Оба письма Императрица уверенно подписала: «Екатерина Вторая», лично кликнула курьера, велела гнать на Варшаву немешкотно и сунула ему, в дополнение к письмам, кошель с десятком золотых «катеринок».
Граф Панин, узнав о том, что курьер на Польшу ушел без его, графа, ведома, полчаса бесновался в личном доме, избив до повреждения кости первого камергера, сиречь – главного доносчика. Потом выпил водки, посидел, заперевшись в кабинете еще половину часа, и вышел оттуда улыбающийся. Он крикнул двух звероподобных гайдуков, купленных им из полона кавказского. Ехать в карете отказался, велев гайдукам седлать ему коня. Потом, севши по-татарски, боком, в набивное седло, кривыми зигзагами, поперек прямых улиц Петербурга граф поехал к дому известного английского торговца табачным зелием, ревенем, вином и тканями – Георгу Честерскому.
Тот удивился, увидев на дворе первого министра Империи. Министр никогда не заезжал к Георгу сам, посылал человека, а если иногда имел с англом нужную беседу, то – в людных местах.
Георг Честерский как раз сидел с монахом из ордена иезуитов, разбирал записки, полученные тем от своих агентов, когда в сенях крикнули: «Главный русский!»
Велев монаху спрятаться за широкую тяжелую шторину на окне, Георг поспешил на крыльцо.
Граф Панин, поддержанный гайдуками, опустился на землю, хлопнул торговца по плечу и сам первый прошел в покои.
Там, скатав плащ, бросил его на кресло и, не оборачиваясь к хозяину, сказал:
– Два аглицких фрегата. По сто пушек на борту. Через год. К устью реки Амур.
Торговец Георг засуетился. Тот, за шторой, работал с купцом на католиков. А вот с русским графом Георг Честерский работал на протестантов – англикан – и с таковой двойной оборотистости имел добрый куш. Как, впрочем, и Никита Иванович Панин, выбравший для приработка тайную службу Кингдому.
Сегодня как раз купец Честерский с доверенным агентом иезуитов имел обсуждение того положения, что активно действующему в Сиберии агенту Колонелло, вероятнее всего, потребуется через год, много – полтора года особая, военная поддержка на востоке России. Там, где войск у Екатерины хоть и мало, но устрашить кого – устрашат…

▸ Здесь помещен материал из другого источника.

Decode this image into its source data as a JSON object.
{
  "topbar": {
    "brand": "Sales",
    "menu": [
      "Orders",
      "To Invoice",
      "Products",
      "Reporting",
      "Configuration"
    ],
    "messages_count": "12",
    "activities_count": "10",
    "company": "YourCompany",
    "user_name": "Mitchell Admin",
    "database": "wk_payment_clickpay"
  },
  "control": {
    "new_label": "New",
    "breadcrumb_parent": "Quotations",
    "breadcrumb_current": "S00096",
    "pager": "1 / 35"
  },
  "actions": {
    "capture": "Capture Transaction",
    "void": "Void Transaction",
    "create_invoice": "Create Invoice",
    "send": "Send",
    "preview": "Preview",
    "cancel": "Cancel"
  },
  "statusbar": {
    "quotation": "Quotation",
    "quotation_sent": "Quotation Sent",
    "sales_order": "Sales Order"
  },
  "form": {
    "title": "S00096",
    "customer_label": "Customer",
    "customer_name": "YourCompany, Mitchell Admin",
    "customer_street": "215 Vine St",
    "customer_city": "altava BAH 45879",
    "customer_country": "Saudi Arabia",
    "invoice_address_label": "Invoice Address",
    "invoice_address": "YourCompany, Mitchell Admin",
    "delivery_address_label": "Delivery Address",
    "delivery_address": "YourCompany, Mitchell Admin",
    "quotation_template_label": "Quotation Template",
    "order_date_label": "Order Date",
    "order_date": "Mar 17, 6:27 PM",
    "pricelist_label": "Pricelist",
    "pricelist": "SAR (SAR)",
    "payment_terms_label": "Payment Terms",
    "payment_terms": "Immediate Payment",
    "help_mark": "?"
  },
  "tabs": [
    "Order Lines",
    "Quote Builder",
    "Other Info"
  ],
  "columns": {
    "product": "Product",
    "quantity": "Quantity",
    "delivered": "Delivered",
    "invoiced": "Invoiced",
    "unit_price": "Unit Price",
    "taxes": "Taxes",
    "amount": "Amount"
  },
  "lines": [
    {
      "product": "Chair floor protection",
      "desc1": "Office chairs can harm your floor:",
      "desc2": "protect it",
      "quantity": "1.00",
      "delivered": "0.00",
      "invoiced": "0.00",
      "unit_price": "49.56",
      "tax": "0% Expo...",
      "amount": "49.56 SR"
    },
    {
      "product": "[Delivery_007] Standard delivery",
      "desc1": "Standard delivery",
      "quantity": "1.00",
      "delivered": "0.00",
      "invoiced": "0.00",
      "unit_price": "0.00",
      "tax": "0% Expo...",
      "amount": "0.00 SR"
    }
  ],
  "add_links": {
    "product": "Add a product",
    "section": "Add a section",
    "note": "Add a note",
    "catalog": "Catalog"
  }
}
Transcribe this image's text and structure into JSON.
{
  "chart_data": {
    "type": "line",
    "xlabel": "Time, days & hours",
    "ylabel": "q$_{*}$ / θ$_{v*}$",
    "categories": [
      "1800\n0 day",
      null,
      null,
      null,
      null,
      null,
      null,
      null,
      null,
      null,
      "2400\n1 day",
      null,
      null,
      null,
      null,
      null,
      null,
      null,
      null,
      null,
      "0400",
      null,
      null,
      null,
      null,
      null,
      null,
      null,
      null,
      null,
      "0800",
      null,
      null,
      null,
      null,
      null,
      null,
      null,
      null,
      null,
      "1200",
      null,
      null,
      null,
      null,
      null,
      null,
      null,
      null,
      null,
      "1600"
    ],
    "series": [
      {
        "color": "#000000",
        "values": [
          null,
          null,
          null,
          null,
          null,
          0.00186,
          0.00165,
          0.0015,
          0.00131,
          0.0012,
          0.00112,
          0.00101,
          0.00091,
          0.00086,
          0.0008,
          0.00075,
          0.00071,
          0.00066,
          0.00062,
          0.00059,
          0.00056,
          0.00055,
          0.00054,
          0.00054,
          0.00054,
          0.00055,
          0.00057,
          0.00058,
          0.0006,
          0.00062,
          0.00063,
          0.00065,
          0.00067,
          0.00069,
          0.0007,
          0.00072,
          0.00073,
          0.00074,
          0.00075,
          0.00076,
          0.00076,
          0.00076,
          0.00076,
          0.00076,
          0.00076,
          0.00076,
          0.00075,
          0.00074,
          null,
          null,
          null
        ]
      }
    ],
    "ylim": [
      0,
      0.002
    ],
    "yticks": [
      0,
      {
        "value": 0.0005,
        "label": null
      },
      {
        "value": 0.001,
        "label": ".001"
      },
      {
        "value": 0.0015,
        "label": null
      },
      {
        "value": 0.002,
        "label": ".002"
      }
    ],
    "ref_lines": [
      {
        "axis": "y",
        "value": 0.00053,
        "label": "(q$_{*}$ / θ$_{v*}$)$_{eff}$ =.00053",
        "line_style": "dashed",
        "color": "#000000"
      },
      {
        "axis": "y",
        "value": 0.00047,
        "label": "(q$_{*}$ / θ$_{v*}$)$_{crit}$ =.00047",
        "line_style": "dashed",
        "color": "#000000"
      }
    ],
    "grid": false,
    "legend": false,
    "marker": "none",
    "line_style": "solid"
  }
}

И тут – случай! Сам граф Панин – на крыльце! Да еще с таким дерзким пожеланием британских военных кораблей! То есть, первый русский министр, видимо, прознал про истинную суть поездки Колонелло в Сиберию. И хочет, не спросясь своей Императрицы, поучаствовать в дележе добычи.
Что ж. Дело не в алчности, суть – в самом деле. Каковое сантиментов, вроде любви к флагу и отчизне, – не признает. А кроме того, купец Георг под своим именем пополнял кладовые английского банка золотом Никиты Иваныча. Ведь под своим именем графу Панину делать запасы на теплую старость в чужой стране законом государства Российского – запрещалось!
Хочешь не хочешь, мило не мило, но идут они, купец да граф, в одной упряжи. И тянуть ту упряжь надо так, чтобы не хлыздить. Иначе… Впрочем, в этот момент вспоминать о панинских людях, скорых на топорную расправу, – не хотелось. Так изжогу можно заработать…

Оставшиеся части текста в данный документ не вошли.